[One of Life’s Slaves by Jonas Lauritz Idemil Lie]@TWC D-Link bookOne of Life’s Slaves CHAPTER X 11/12
The women, who speculated, carried them in baskets up to all the most out-of-the-way parts of the town. It found its way now everywhere, where there was only a hole for it to slip into, a kettle or a pan for it to be boiled or fried in--into all the galleys in the harbour, from the large, superior steamship or full-rigged vessel, down to the cooking-stoves on the timber sloops and the little decked barges, where people were resting, and broiling it in the summer evening, into all the back blocks and small streets from the cellars to the garrets.
Workmen and small tradesmen, husbands and wives were going that sultry evening with one, two, or three in their hand, according to the number of mouths there were at home.
There was a smell of fried and broiled mackerel over whole quarters of the town.
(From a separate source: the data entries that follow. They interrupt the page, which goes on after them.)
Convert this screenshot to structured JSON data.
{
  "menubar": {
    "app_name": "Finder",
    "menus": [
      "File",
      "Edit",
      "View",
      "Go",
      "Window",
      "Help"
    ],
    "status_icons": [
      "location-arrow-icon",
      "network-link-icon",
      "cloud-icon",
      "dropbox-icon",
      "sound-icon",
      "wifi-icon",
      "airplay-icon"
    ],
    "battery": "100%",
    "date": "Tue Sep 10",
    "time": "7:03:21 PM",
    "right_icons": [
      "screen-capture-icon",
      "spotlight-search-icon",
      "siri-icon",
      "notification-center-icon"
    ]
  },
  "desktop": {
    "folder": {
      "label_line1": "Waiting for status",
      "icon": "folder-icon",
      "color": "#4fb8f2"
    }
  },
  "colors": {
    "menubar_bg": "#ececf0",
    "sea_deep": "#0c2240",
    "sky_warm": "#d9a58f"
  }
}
It _must_ be sold, it was so confoundedly hot! "Yes, indeed, it is a blessed warmth," answered deaf Mother Andersen, "that sends all this mackerel over the town." This fish has had a prejudice to overcome, although in all modesty it has solicited nothing but the favour of being allowed to escape being eaten.
It has the reputation of being the cannibal of the North Sea--in plain words, a man-eater, and that the dark part of its flesh comes from drowned sailors. Nikolai and Silla were also down at the boats to seize their share of the glory of the evening.
Silla had not lived near the wharves in her childhood for nothing, and to pick out the best fish from under the very nose of the old women, was an easy matter for her.